4-tri-N-tert-butoxycarbonyl-
130 mg of white powder of 6'-N-formimidoyl amikacin hydrochloride was obtained. Yield 81%. (b) 3,3″,4-tri-N- obtained in the previous section (a)
120 mg (0.126 mmol) of tert-butoxycarbonyl-6'-N-formimidoyl amikacin hydrochloride was dissolved in 5 ml of 90% trifluoroacetic acid and stirred for 2 hours under ice cooling. The reaction solution was concentrated to dryness, and water 5
Amberlite IRA-400 in ml
It was passed through a column packed with 10 ml of (SO ₄ ^2- ) (1 ml fraction) and converted to sulfate. Fraction 4-11 was synthesized and lyophilized to obtain 78 mg of white powder of 6'-N-formimidoyl amikacin sulfate. Yield 74
%. Example 3 Synthesis of 6′-N-acetimidoyl amikacin: (a) 3,3″,4-tri-tri-amikacin obtained in Example 1(d)
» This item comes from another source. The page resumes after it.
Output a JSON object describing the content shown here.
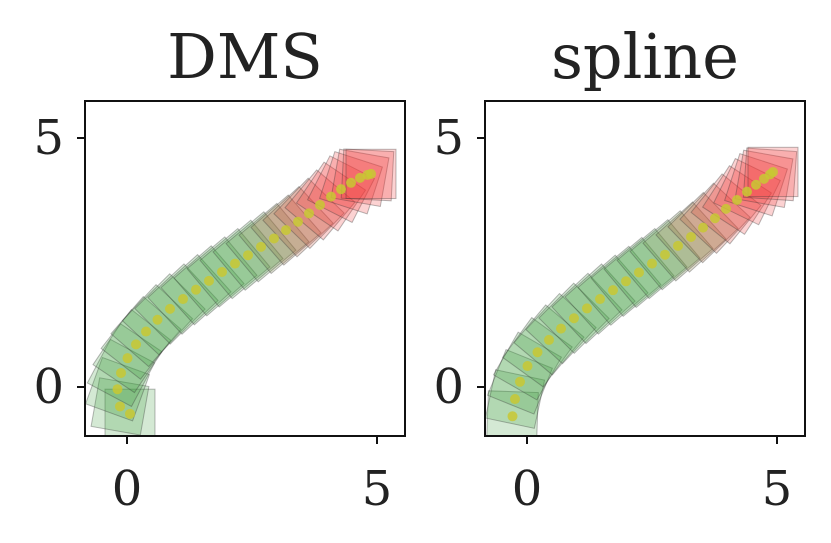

N-tert-butoxycarbonylamikacin 200mg
(0.226 mmol) was dissolved in 20 ml of anhydrous methanol, and 74 mg of methyl acetimidate hydrochloride was added to this.
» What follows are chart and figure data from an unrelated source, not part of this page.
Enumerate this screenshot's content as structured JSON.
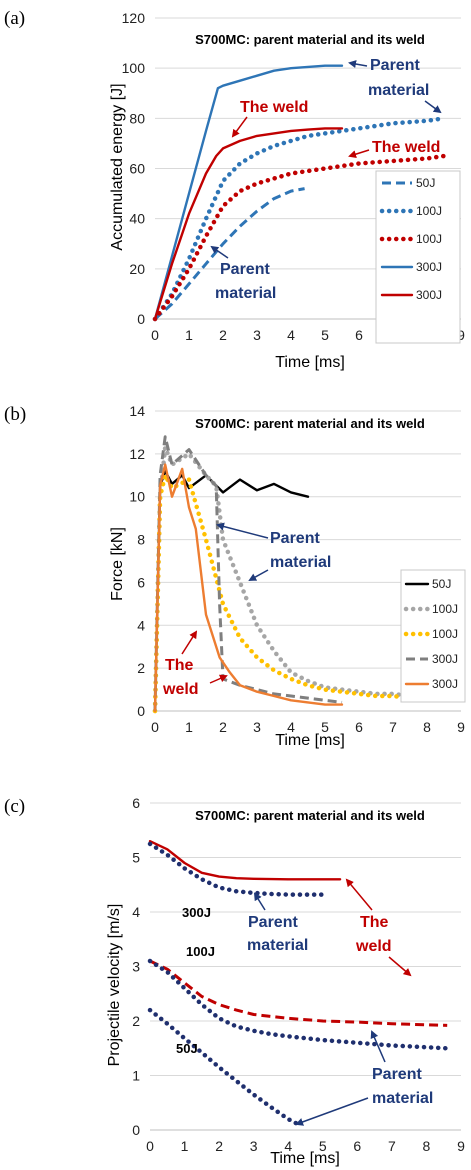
{
  "chart_data": [
    {
      "panel": "(a)",
      "type": "line",
      "title": "S700MC: parent material and its weld",
      "xlabel": "Time [ms]",
      "ylabel": "Accumulated energy [J]",
      "xlim": [
        0,
        9
      ],
      "ylim": [
        0,
        120
      ],
      "xticks": [
        "0",
        "1",
        "2",
        "3",
        "4",
        "5",
        "6",
        "7",
        "8",
        "9"
      ],
      "yticks": [
        "0",
        "20",
        "40",
        "60",
        "80",
        "100",
        "120"
      ],
      "grid": "horizontal",
      "legend_placement": "right",
      "series": [
        {
          "name": "50J",
          "color": "#2e75b6",
          "style": "dash",
          "x": [
            0,
            0.5,
            1,
            1.5,
            2,
            2.5,
            3,
            3.5,
            4,
            4.4
          ],
          "y": [
            0,
            6,
            14,
            22,
            30,
            37,
            43,
            48,
            51,
            52
          ]
        },
        {
          "name": "100J",
          "color": "#2e75b6",
          "style": "dot",
          "x": [
            0,
            0.5,
            1,
            1.5,
            2,
            2.5,
            3,
            3.5,
            4,
            4.5,
            5,
            5.5,
            6,
            6.5,
            7,
            7.5,
            8,
            8.5
          ],
          "y": [
            0,
            10,
            24,
            40,
            55,
            62,
            66,
            69,
            71,
            73,
            74,
            75,
            76,
            77,
            78,
            78.5,
            79,
            80
          ]
        },
        {
          "name": "100J",
          "color": "#c00000",
          "style": "dot",
          "x": [
            0,
            0.5,
            1,
            1.5,
            2,
            2.5,
            3,
            3.5,
            4,
            4.5,
            5,
            5.5,
            6,
            6.5,
            7,
            7.5,
            8,
            8.5
          ],
          "y": [
            0,
            9,
            20,
            33,
            45,
            51,
            54,
            56,
            58,
            59,
            60,
            61,
            62,
            62.5,
            63,
            63.5,
            64,
            65
          ]
        },
        {
          "name": "300J",
          "color": "#2e75b6",
          "style": "solid",
          "x": [
            0,
            0.5,
            1,
            1.5,
            1.85,
            2,
            2.5,
            3,
            3.5,
            4,
            4.5,
            5,
            5.5
          ],
          "y": [
            0,
            25,
            50,
            75,
            92,
            93,
            95,
            97,
            99,
            100,
            100.5,
            101,
            101
          ]
        },
        {
          "name": "300J",
          "color": "#c00000",
          "style": "solid",
          "x": [
            0,
            0.5,
            1,
            1.5,
            1.8,
            2,
            2.5,
            3,
            3.5,
            4,
            4.5,
            5,
            5.5
          ],
          "y": [
            0,
            22,
            42,
            58,
            65,
            68,
            71,
            73,
            74,
            75,
            75.5,
            76,
            76
          ]
        }
      ],
      "annotations": [
        {
          "text": "The weld",
          "color": "#c00000"
        },
        {
          "text": "Parent",
          "color": "#1f3a7a"
        },
        {
          "text": "material",
          "color": "#1f3a7a"
        },
        {
          "text": "The weld",
          "color": "#c00000"
        },
        {
          "text": "Parent",
          "color": "#1f3a7a"
        },
        {
          "text": "material",
          "color": "#1f3a7a"
        }
      ]
    },
    {
      "panel": "(b)",
      "type": "line",
      "title": "S700MC: parent material and its weld",
      "xlabel": "Time [ms]",
      "ylabel": "Force [kN]",
      "xlim": [
        0,
        9
      ],
      "ylim": [
        0,
        14
      ],
      "xticks": [
        "0",
        "1",
        "2",
        "3",
        "4",
        "5",
        "6",
        "7",
        "8",
        "9"
      ],
      "yticks": [
        "0",
        "2",
        "4",
        "6",
        "8",
        "10",
        "12",
        "14"
      ],
      "grid": "horizontal",
      "legend_placement": "right",
      "series": [
        {
          "name": "50J",
          "color": "#000000",
          "style": "solid",
          "x": [
            0,
            0.15,
            0.3,
            0.5,
            0.8,
            1,
            1.5,
            2,
            2.5,
            3,
            3.5,
            4,
            4.5
          ],
          "y": [
            0,
            10.5,
            11.2,
            10.6,
            11,
            10.4,
            11,
            10.2,
            10.8,
            10.3,
            10.6,
            10.2,
            10
          ]
        },
        {
          "name": "100J",
          "color": "#a6a6a6",
          "style": "dot",
          "x": [
            0,
            0.15,
            0.3,
            0.5,
            1,
            1.5,
            1.8,
            2,
            2.5,
            3,
            3.5,
            4,
            4.5,
            5,
            5.5,
            6,
            6.5,
            7,
            7.5,
            8,
            8.5
          ],
          "y": [
            0,
            10,
            12.3,
            11.5,
            12,
            11,
            10.5,
            8,
            6,
            4,
            2.8,
            1.8,
            1.4,
            1.1,
            1,
            0.9,
            0.8,
            0.8,
            0.7,
            0.7,
            0.6
          ]
        },
        {
          "name": "100J",
          "color": "#ffc000",
          "style": "dot",
          "x": [
            0,
            0.15,
            0.3,
            0.5,
            1,
            1.5,
            2,
            2.5,
            3,
            3.5,
            4,
            4.5,
            5,
            5.5,
            6,
            6.5,
            7,
            7.5,
            8,
            8.5
          ],
          "y": [
            0,
            10,
            11,
            10.4,
            10.8,
            8,
            5,
            3.4,
            2.5,
            1.9,
            1.5,
            1.2,
            1,
            0.9,
            0.8,
            0.7,
            0.7,
            0.6,
            0.6,
            0.5
          ]
        },
        {
          "name": "300J",
          "color": "#7f7f7f",
          "style": "dash",
          "x": [
            0,
            0.15,
            0.3,
            0.5,
            1,
            1.5,
            1.8,
            1.9,
            2,
            2.5,
            3,
            3.5,
            4,
            4.5,
            5,
            5.5
          ],
          "y": [
            0,
            11,
            12.8,
            11.5,
            12.2,
            11,
            10.5,
            5,
            1.5,
            1.2,
            1,
            0.8,
            0.7,
            0.6,
            0.5,
            0.4
          ]
        },
        {
          "name": "300J",
          "color": "#ed7d31",
          "style": "solid",
          "x": [
            0,
            0.15,
            0.3,
            0.5,
            0.8,
            1,
            1.2,
            1.5,
            1.7,
            1.9,
            2.2,
            2.5,
            3,
            3.5,
            4,
            4.5,
            5,
            5.5
          ],
          "y": [
            0,
            10.5,
            11.5,
            10,
            11.3,
            9.5,
            8.5,
            4.5,
            3.5,
            2.5,
            1.8,
            1.2,
            0.9,
            0.7,
            0.5,
            0.4,
            0.3,
            0.3
          ]
        }
      ],
      "annotations": [
        {
          "text": "Parent",
          "color": "#1f3a7a"
        },
        {
          "text": "material",
          "color": "#1f3a7a"
        },
        {
          "text": "The",
          "color": "#c00000"
        },
        {
          "text": "weld",
          "color": "#c00000"
        }
      ]
    },
    {
      "panel": "(c)",
      "type": "line",
      "title": "S700MC: parent material and its weld",
      "xlabel": "Time [ms]",
      "ylabel": "Projectile velocity [m/s]",
      "xlim": [
        0,
        9
      ],
      "ylim": [
        0,
        6
      ],
      "xticks": [
        "0",
        "1",
        "2",
        "3",
        "4",
        "5",
        "6",
        "7",
        "8",
        "9"
      ],
      "yticks": [
        "0",
        "1",
        "2",
        "3",
        "4",
        "5",
        "6"
      ],
      "grid": "horizontal",
      "legend_placement": "none",
      "series": [
        {
          "color": "#c00000",
          "style": "solid",
          "x": [
            0,
            0.5,
            1,
            1.5,
            2,
            2.5,
            3,
            4,
            5,
            5.5
          ],
          "y": [
            5.3,
            5.15,
            4.9,
            4.72,
            4.65,
            4.62,
            4.61,
            4.6,
            4.6,
            4.6
          ]
        },
        {
          "color": "#1f2f6e",
          "style": "dot",
          "x": [
            0,
            0.5,
            1,
            1.5,
            2,
            2.5,
            3,
            3.5,
            4,
            4.5,
            5
          ],
          "y": [
            5.25,
            5.05,
            4.8,
            4.6,
            4.45,
            4.38,
            4.35,
            4.33,
            4.32,
            4.32,
            4.32
          ]
        },
        {
          "color": "#c00000",
          "style": "dash",
          "x": [
            0,
            0.5,
            1,
            1.5,
            2,
            2.5,
            3,
            4,
            5,
            6,
            7,
            8,
            8.6
          ],
          "y": [
            3.1,
            2.95,
            2.7,
            2.45,
            2.3,
            2.2,
            2.12,
            2.05,
            2.0,
            1.98,
            1.95,
            1.93,
            1.92
          ]
        },
        {
          "color": "#1f2f6e",
          "style": "dot",
          "x": [
            0,
            0.5,
            1,
            1.5,
            2,
            2.5,
            3,
            3.5,
            4,
            5,
            6,
            7,
            8,
            8.6
          ],
          "y": [
            3.1,
            2.9,
            2.6,
            2.3,
            2.05,
            1.9,
            1.82,
            1.76,
            1.72,
            1.65,
            1.6,
            1.55,
            1.52,
            1.5
          ]
        },
        {
          "color": "#1f2f6e",
          "style": "dot",
          "x": [
            0,
            0.5,
            1,
            1.5,
            2,
            2.5,
            3,
            3.5,
            4,
            4.3
          ],
          "y": [
            2.2,
            1.95,
            1.68,
            1.42,
            1.15,
            0.9,
            0.65,
            0.42,
            0.2,
            0.1
          ]
        }
      ],
      "annotations": [
        {
          "text": "300J",
          "color": "#000000"
        },
        {
          "text": "100J",
          "color": "#000000"
        },
        {
          "text": "50J",
          "color": "#000000"
        },
        {
          "text": "Parent",
          "color": "#1f3a7a"
        },
        {
          "text": "material",
          "color": "#1f3a7a"
        },
        {
          "text": "The",
          "color": "#c00000"
        },
        {
          "text": "weld",
          "color": "#c00000"
        },
        {
          "text": "Parent",
          "color": "#1f3a7a"
        },
        {
          "text": "material",
          "color": "#1f3a7a"
        }
      ]
    }
  ]
}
A solution of (0.678 mmol) dissolved in 1 ml of anhydrous methanol was added, and the mixture was stirred at 60°C for 3 hours. The reaction solution was concentrated to dryness, and silica gel (Wakogel C-
6'-N-acetimidoyl-3,3'',4 was purified by column chromatography (developed with chloroform-methanol, 2:1) of
112 mg of white powder of -tri-N-tert-butoxycarbonylamikacin hydrochloride was obtained. Yield 51%. (b) Add 100 mg (0.104 mmol) of 6′-N-acetimidoyl-3,3″,4-tri-N-tert-butoxycarbonylamikacin hydrochloride obtained in the previous section (a) to 5 ml of 90% trifluoroacetic acid. The mixture was stirred for 2 hours under ice-cooling.The reaction solution was concentrated to dryness and diluted with water 5.
Amberlite IRA-400 in ml
It was passed through a column packed with 10 ml of (SO ₄ ^2- ) (1 ml fraction) and converted to sulfate. Fractions 3-9 were combined and lyophilized to obtain 69 mg of a white powder of 6'-N-acetimidoyl amikacin sulfate. Yield 77%.

Claims (1)

[Claims] 1 General formula (): 6'-N-formimidoyl and 6'-N-acetimidoyl derivatives of amikacin represented by the formula [wherein R represents a hydrogen atom or a methyl group] and acid addition salts thereof. 2. The compound according to claim 1, which is 6'-N-formimidoyl amikacin [when R is a hydrogen atom in the general formula ()]. 3. The compound according to claim 1, which is 6'-N-acetimidoyl amikacin [when R in the general formula () is a methyl group].